Eagle in Brighton said...

Great point ajr: an overhaul of tailgating policies (ie: longer hours, more affordability/availability) would address many of these issues in the long term.

ajr said...

eagle in brighton -

I agree, but the chances that the tailgating pricing and hours are overhauled is slim-to-none, I think. As we are all too well aware, these issues face pressure from two of the larger influences on BC sports: the cost of putting on a good game day show/staying competitive in the ACC and the increasingly loud voice of BC's Chestnut Hill and Brighton neighbors. In the short term, I guess tailgaters will have to learn to talk and drink faster so as to get in to the game on time. Such is life.

eaglephile said...

I understand that tailgating is a social event. However, it is an event that revolves around the football game, not the other way around.

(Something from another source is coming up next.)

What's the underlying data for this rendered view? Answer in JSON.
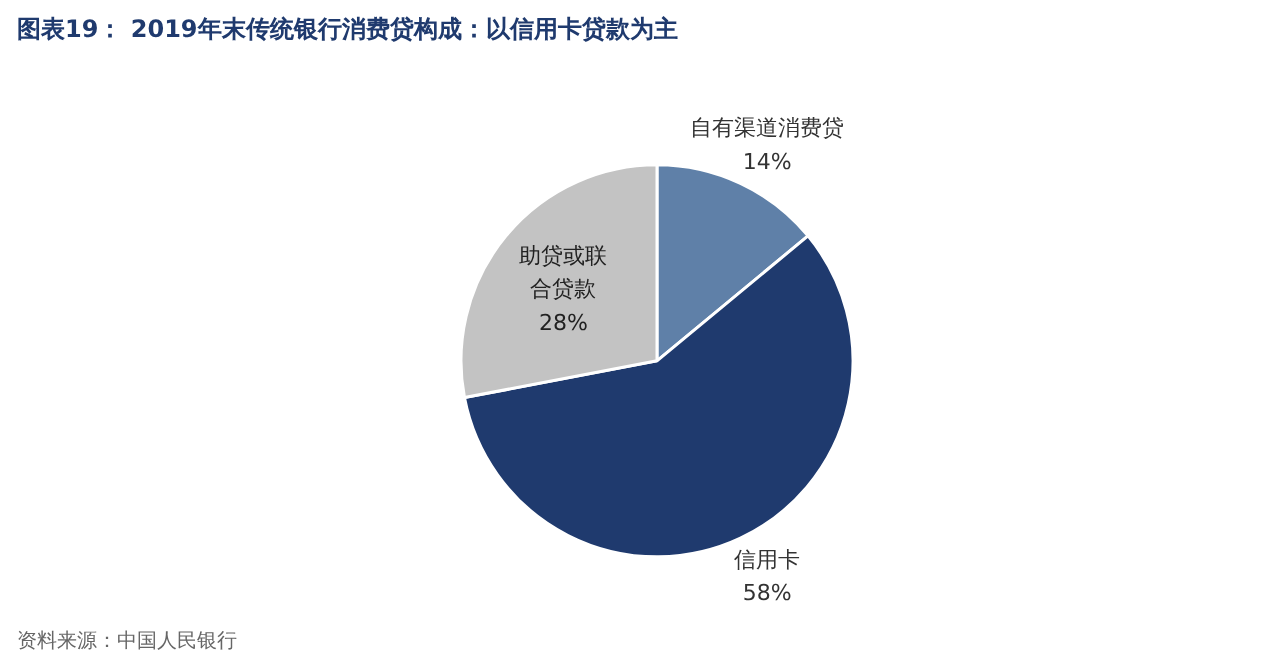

AJR, I would love to be able to tailgate 5 hours before the game, but the fact that we can't doesn't mean that we can't get into the stadium on time to watch our Eagles. That's what football is all about: Football. Socializing and drinking is nice, but it shouldn't trump the main event.

ajr said...

Paul - I don't disagree with you. Afterall, no one would be there, tailgating or not, if not for the game and to support the Eagles as they put forth their best efforts on the feild. My comments were not meant to defend drinking over full hearted support for our Eagles. I simply wanted to help clarify other commentors' difficulty in understanding why some people are late to the game. I wanted to point out that for those who might miss the start of the game, in most cases, though certainly not all, it is not due to a lack of committment to being a good Eagles fan. Instead, it results from trying to cram the social aspects of the game day experience into a very small and expensive window of time. I don't think the parking pass holders and their tailgating guests should be judged as poor fans because of it. Granted, empty seats never look good, on TV or otherwise, but the reality is the current parking pricing and tailgating policies creates this issues for some.